И тут я увидел, что он босой и такой же мокрый, как и я…

 

Соломон и Cоня

Глиняное полуденное небо стремительно разрезали росчерки ласточек-береговушек, прилетевших с ближней реки, и здесь, на земле, среди разбросанных камней гулял низовой ветер, принося из небытия глухое бормотание ушедших голосов. Глаза, налитые сонным покоем, переставали видеть земное, умирали. И Соломон лежал между двух могил — Ниночки Костровой и Софьи Натановны Броверман. Рыжая собака с впалыми боками и лисьей мордой приткнулась к ботинку Соломона, тщательно его вылизывала, точно собирала заповедную соль, которую он накопил за жизнь. За рыжей лежал замухрышистый песик, весь заросший черно-серой грязной шерстью, где-то на морде в этой шерсти пропали у него и глаза, и рот, тут же рядом с песиком — белая сучонка с перебитой задней ногой.

— Разве я живу? — тихо взывал Соломон. Он хотел, чтобы его услышали сразу и мама, и Сонечка. Мама и Сонечка, мама и Сонечка — они сливались в одно белое пятно. Соломон щурился, чтобы удержать его. Жужжали мошкара и мухи. Мухи хозяйски ползали по носу Соломона, по самой горбинке, по седым небритым щекам, лезли в рот, щекотали ноздри, совершенно обжили его.

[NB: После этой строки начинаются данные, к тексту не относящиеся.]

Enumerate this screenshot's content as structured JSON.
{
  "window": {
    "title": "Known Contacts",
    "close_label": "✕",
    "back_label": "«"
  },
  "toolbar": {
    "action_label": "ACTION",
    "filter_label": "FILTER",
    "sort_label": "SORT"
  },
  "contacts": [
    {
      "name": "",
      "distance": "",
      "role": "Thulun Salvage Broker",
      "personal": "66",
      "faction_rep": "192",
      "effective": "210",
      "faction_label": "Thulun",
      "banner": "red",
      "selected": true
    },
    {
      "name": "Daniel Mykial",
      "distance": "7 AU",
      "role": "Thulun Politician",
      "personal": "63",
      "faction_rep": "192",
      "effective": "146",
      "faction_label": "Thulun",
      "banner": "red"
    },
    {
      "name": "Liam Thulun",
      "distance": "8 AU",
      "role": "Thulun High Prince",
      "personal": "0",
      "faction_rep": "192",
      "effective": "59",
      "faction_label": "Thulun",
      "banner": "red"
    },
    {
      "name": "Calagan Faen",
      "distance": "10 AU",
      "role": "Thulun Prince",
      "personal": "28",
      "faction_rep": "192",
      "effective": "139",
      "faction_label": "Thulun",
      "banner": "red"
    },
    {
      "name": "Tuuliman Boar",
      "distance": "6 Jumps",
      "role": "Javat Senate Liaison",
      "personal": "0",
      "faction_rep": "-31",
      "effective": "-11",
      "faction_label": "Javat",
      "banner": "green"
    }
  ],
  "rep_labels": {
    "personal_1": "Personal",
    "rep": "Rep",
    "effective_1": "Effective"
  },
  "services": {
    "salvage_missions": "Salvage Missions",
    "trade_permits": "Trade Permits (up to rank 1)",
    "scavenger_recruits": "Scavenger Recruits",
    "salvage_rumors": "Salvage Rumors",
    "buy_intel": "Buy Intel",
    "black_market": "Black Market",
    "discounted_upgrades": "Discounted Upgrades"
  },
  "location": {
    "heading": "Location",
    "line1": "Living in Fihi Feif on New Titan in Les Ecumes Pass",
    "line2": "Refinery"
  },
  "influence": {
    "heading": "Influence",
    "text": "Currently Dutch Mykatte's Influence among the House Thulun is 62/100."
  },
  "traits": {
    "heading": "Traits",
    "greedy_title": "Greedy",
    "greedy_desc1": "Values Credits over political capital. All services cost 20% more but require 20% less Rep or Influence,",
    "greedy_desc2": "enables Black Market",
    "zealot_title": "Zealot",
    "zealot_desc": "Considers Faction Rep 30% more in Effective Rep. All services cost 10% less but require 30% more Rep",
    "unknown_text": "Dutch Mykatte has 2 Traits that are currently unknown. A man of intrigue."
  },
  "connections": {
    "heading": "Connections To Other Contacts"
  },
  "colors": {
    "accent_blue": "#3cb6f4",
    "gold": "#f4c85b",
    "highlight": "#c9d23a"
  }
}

— Плохо я живу, Сонечка, — опять взывал Соломон, — без тебя мне нет дыхания. Я даже ходил в поликлинику, приятная такая врачиха, конечно, послала на рентген, нашли затемнение в правом легком. Врачиха выписала рецепты, такая милая, худенькая, примерно роста одинакового с тобой, но, конечно, я тебе скажу, ей до тебя… ой, что ты… И так ресничками, Боже мой, хлоп, хлоп — поглядела. Очень приятная женщина, наш сын Сеня сказал бы «первый класс», — а где Сеня? Где… В аптеку я еще не ходил. Как ты считаешь? Мне таки нужно туда сходить, а? А вот теперь ты видишь, где я, видишь, ох, — он вздохнул, — я как мальчик на краю города. — Соломон улыбнулся, Соломон даже тихо засмеялся, обожженный вдруг памятью детства. Как тебе знать, ты ведь не была в моем детстве, и в Уфе, и в Уфе… Слышишь, Сонечка, — во стучит, — никакой не жук, это уже старый мой музыкант настраивает скрипочку, и когда оборвется струна… — Он замолчал, долго молчал. Он мог здесь долго молчать. — Да, Сонечка, когда оборвется струна, ты это узнаешь первая. Мне почему-то думается — раньше меня… И я еще подумал немножечко смешное: может, теперь ты и была и в Уфе, и в моем детстве… Тирлям-тирлям-тирля… скорей бы, скорей бы она оборвалась. Не упрекай меня, Сонечка, что я еще живой. Ведь здесь ты одна. Совсем одна. Если б я сюда не приходил — представляешь… Вы теперь для меня все живые, за эти годы все живые, все. Я живой среди живых. Я живой среди живых… Боже, так ведь можно и рехнуться. Ниночка, прости меня. Одна кровь связала нас узлом — тебя, Сонечку, меня, всех тут, и Никифора, собак всех трех, и мошек, и му… — Соломон затруднился, — и мушек… и небо. Я вижу свое небо, но пусть так будет, пусть…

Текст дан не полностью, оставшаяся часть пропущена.